The Week in Business: Heading Out the Door
What’s Up? (Dec. 5-11)
The Great Resignation Continues
About 4.2 million people quit their jobs in October, according to data released by the Labor Department on Wednesday. That is a decline from the number of people who quit their jobs in September, but still close to a record high. Job openings also remained near a record high, as unemployment dropped to 4.2 percent from 4.6 percent. All of this has given workers more leverage in the labor market, and wages are rising, especially among low earners. But those raises are not keeping pace with rapidly rising prices.
Instagram Goes to Congress
At a Senate hearing on Wednesday, lawmakers from both parties grilled Adam Mosseri, the head of Instagram, about internal research leaked by a whistle-blower that showed Instagram had a toxic effect on some teenagers. They also asked him to support legislation for stronger privacy rules to protect children online, and to commit to sharing data with independent researchers. Mr. Mosseri said that many of the concerns raised by the senators were industrywide problems, and that Instagram played a largely positive role in the lives of teenagers. A day before the hearing, Instagram had announced that it was developing its first parental controls, which would allow parents to see and limit how long their teenage children spend on the app. But the plan seemed to do little to appease lawmakers at the hearing. “We can’t rely on self-policing,” said Senator Richard Blumenthal, Democrat of Connecticut.
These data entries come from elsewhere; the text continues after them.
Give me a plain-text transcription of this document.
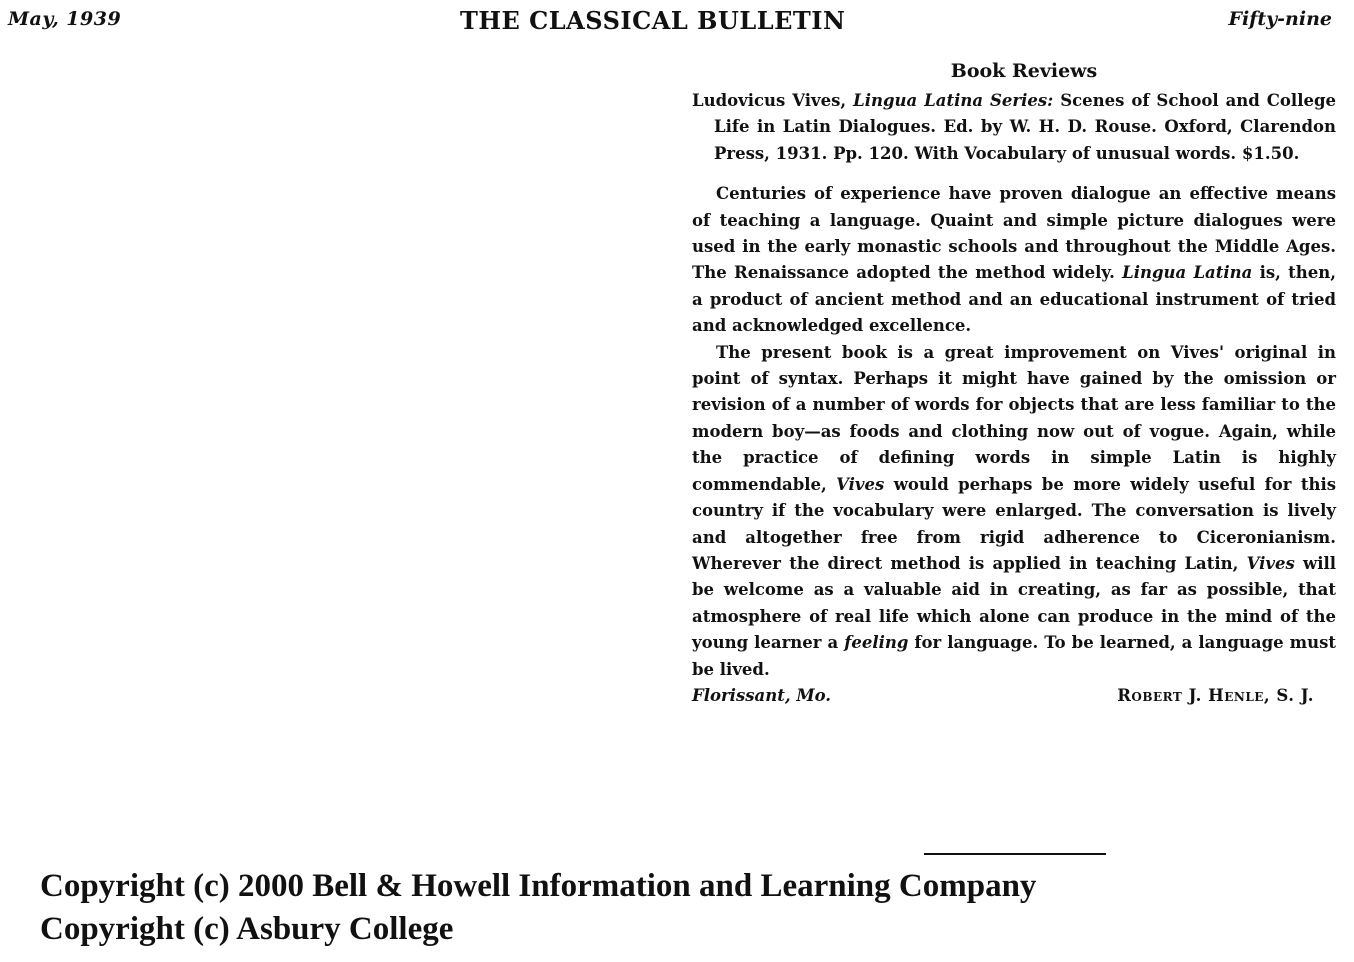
May, 1939	THE CLASSICAL BULLETIN	Fifty-nine

Book Reviews

Ludovicus Vives, Lingua Latina Series: Scenes of School and College Life in Latin Dialogues. Ed. by W. H. D. Rouse. Oxford, Clarendon Press, 1931. Pp. 120. With Vocabulary of unusual words. $1.50.

Centuries of experience have proven dialogue an effective means of teaching a language. Quaint and simple picture dialogues were used in the early monastic schools and throughout the Middle Ages. The Renaissance adopted the method widely. Lingua Latina is, then, a product of ancient method and an educational instrument of tried and acknowledged excellence.

The present book is a great improvement on Vives' original in point of syntax. Perhaps it might have gained by the omission or revision of a number of words for objects that are less familiar to the modern boy—as foods and clothing now out of vogue. Again, while the practice of defining words in simple Latin is highly commendable, Vives would perhaps be more widely useful for this country if the vocabulary were enlarged. The conversation is lively and altogether free from rigid adherence to Ciceronianism. Wherever the direct method is applied in teaching Latin, Vives will be welcome as a valuable aid in creating, as far as possible, that atmosphere of real life which alone can produce in the mind of the young learner a feeling for language. To be learned, a language must be lived.

Florissant, Mo.	Robert J. Henle, S. J.
Copyright (c) 2000 Bell & Howell Information and Learning Company
Copyright (c) Asbury College
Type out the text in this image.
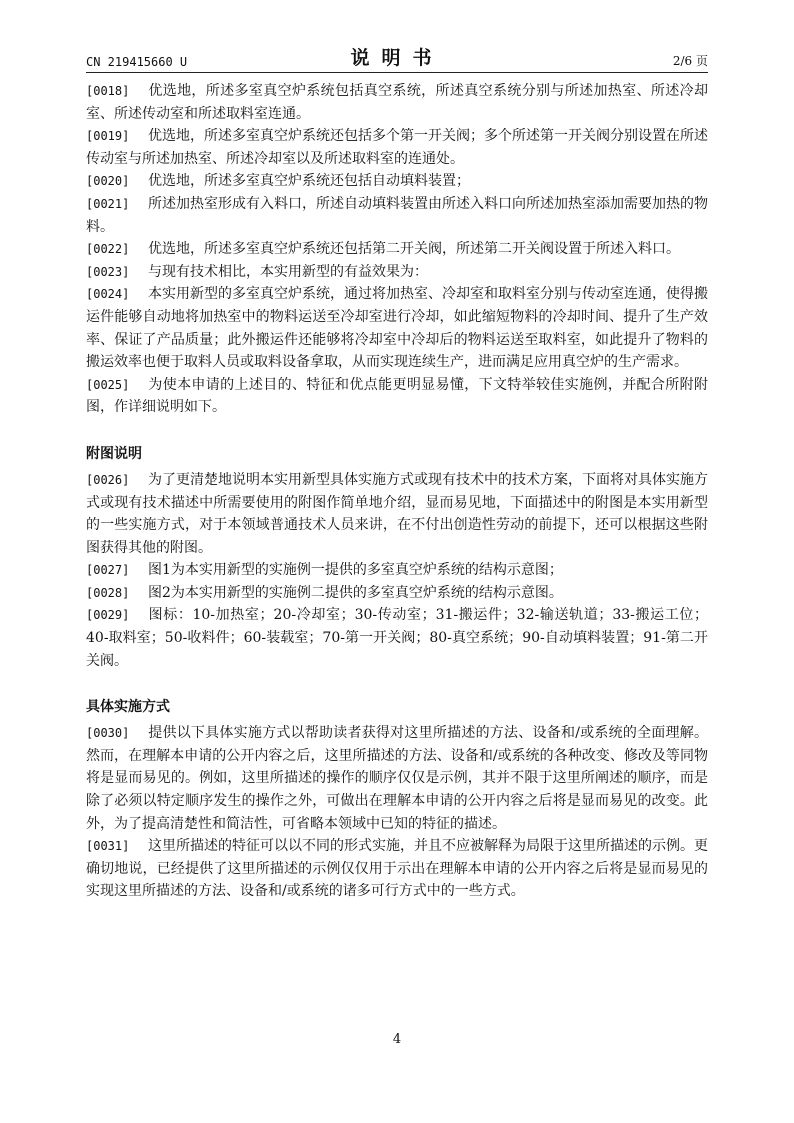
CN 219415660 U	说明书	2/6 页

[0018] 优选地，所述多室真空炉系统包括真空系统，所述真空系统分别与所述加热室、所述冷却室、所述传动室和所述取料室连通。

[0019] 优选地，所述多室真空炉系统还包括多个第一开关阀；多个所述第一开关阀分别设置在所述传动室与所述加热室、所述冷却室以及所述取料室的连通处。

[0020] 优选地，所述多室真空炉系统还包括自动填料装置；

[0021] 所述加热室形成有入料口，所述自动填料装置由所述入料口向所述加热室添加需要加热的物料。

[0022] 优选地，所述多室真空炉系统还包括第二开关阀，所述第二开关阀设置于所述入料口。

[0023] 与现有技术相比，本实用新型的有益效果为：

[0024] 本实用新型的多室真空炉系统，通过将加热室、冷却室和取料室分别与传动室连通，使得搬运件能够自动地将加热室中的物料运送至冷却室进行冷却，如此缩短物料的冷却时间、提升了生产效率、保证了产品质量；此外搬运件还能够将冷却室中冷却后的物料运送至取料室，如此提升了物料的搬运效率也便于取料人员或取料设备拿取，从而实现连续生产，进而满足应用真空炉的生产需求。

[0025] 为使本申请的上述目的、特征和优点能更明显易懂，下文特举较佳实施例，并配合所附附图，作详细说明如下。

附图说明

[0026] 为了更清楚地说明本实用新型具体实施方式或现有技术中的技术方案，下面将对具体实施方式或现有技术描述中所需要使用的附图作简单地介绍，显而易见地，下面描述中的附图是本实用新型的一些实施方式，对于本领域普通技术人员来讲，在不付出创造性劳动的前提下，还可以根据这些附图获得其他的附图。

[0027] 图1为本实用新型的实施例一提供的多室真空炉系统的结构示意图；

[0028] 图2为本实用新型的实施例二提供的多室真空炉系统的结构示意图。

[0029] 图标：10-加热室；20-冷却室；30-传动室；31-搬运件；32-输送轨道；33-搬运工位；40-取料室；50-收料件；60-装载室；70-第一开关阀；80-真空系统；90-自动填料装置；91-第二开关阀。

具体实施方式

[0030] 提供以下具体实施方式以帮助读者获得对这里所描述的方法、设备和/或系统的全面理解。然而，在理解本申请的公开内容之后，这里所描述的方法、设备和/或系统的各种改变、修改及等同物将是显而易见的。例如，这里所描述的操作的顺序仅仅是示例，其并不限于这里所阐述的顺序，而是除了必须以特定顺序发生的操作之外，可做出在理解本申请的公开内容之后将是显而易见的改变。此外，为了提高清楚性和简洁性，可省略本领域中已知的特征的描述。

[0031] 这里所描述的特征可以以不同的形式实施，并且不应被解释为局限于这里所描述的示例。更确切地说，已经提供了这里所描述的示例仅仅用于示出在理解本申请的公开内容之后将是显而易见的实现这里所描述的方法、设备和/或系统的诸多可行方式中的一些方式。

4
Proposed New Rules for E.U. Gig Workers
The European Commission proposed new rules on Thursday that would require ride-hailing and delivery companies like Uber to treat their workers as employees entitled to a minimum wage and other legal protections. If the rules clear several more legislative hurdles required before they become law, they would also apply to home cleaners, fitness coaches and an estimated 28 million workers who find gigs using digital apps. For those who remain self-employed, companies would be required to disclose more about how their apps make decisions that affect workers, and to give the workers more autonomy in how they complete their jobs. As with legislation elsewhere that has required such workers to be treated as employees, gig economy companies are expected to lobby against the proposed rules.
What’s Next? (Dec. 12-18)
The Holmes Trial Winds Down
Lawyers for Elizabeth Holmes, the founder of Theranos, concluded their defense on Wednesday, marking the last phase of a trial that has stretched over four months. Ms. Holmes has pleaded not guilty to 11 charges of defrauding patients, doctors and investors by lying about her company’s business relationships and the efficacy of its blood testing technology. During seven days of testimony, she largely blamed others for the company’s shortcomings, saying she believed that the Theranos technology worked and accusing her former boyfriend and business partner, Ramesh Balwani, of physical and emotional abuse. Closing arguments in the trial will begin this coming Thursday.
The Fed and Inflation
At its policy meeting this week, the Federal Reserve is expected to discuss speeding its plans to cut back on its support of the economy. In November, the central bank began winding down the large-scale bond purchases it has made since early in the pandemic to keep money flowing through financial markets. At its next meeting, it may also discuss when it will start using its more powerful lever, raising interest rates, to respond to persistently high inflation. Data released on Friday showed that consumer prices are rising at their fastest pace since 1982, with a key measure of inflation climbing by 6.8 percent in the year through November. President Biden said in a statement that the number didn’t reflect current reality, pointing to decreasing prices for cars and gasoline. “Developments in the weeks after these data were collected last month show that price and cost increase are slowing, although not as quickly as we’d like,” he said.
More Details on Vaccine Mandates
Mayor Bill de Blasio of New York on Monday announced a sweeping coronavirus vaccine mandate for all private companies in the city. Set to go in effect on Dec. 27, it could be the broadest corporate vaccine mandate yet. (A federal mandate for large private companies has been held up in court.) But many questions about New York’s mandate remain unanswered, including whether it will stand up to legal challenges and how it will be enforced. City Hall plans to release additional details on Wednesday.
Buzzfeed went public but had a bad first week of trading. Starbucks got its first union. Donald J. Trump’s SPAC deal is under investigation by the Securities and Exchange Commission. The star anchor Chris Cuomo was fired by CNN. And most members of the “Birds Aren’t Real” movement know that birds are, in fact, real.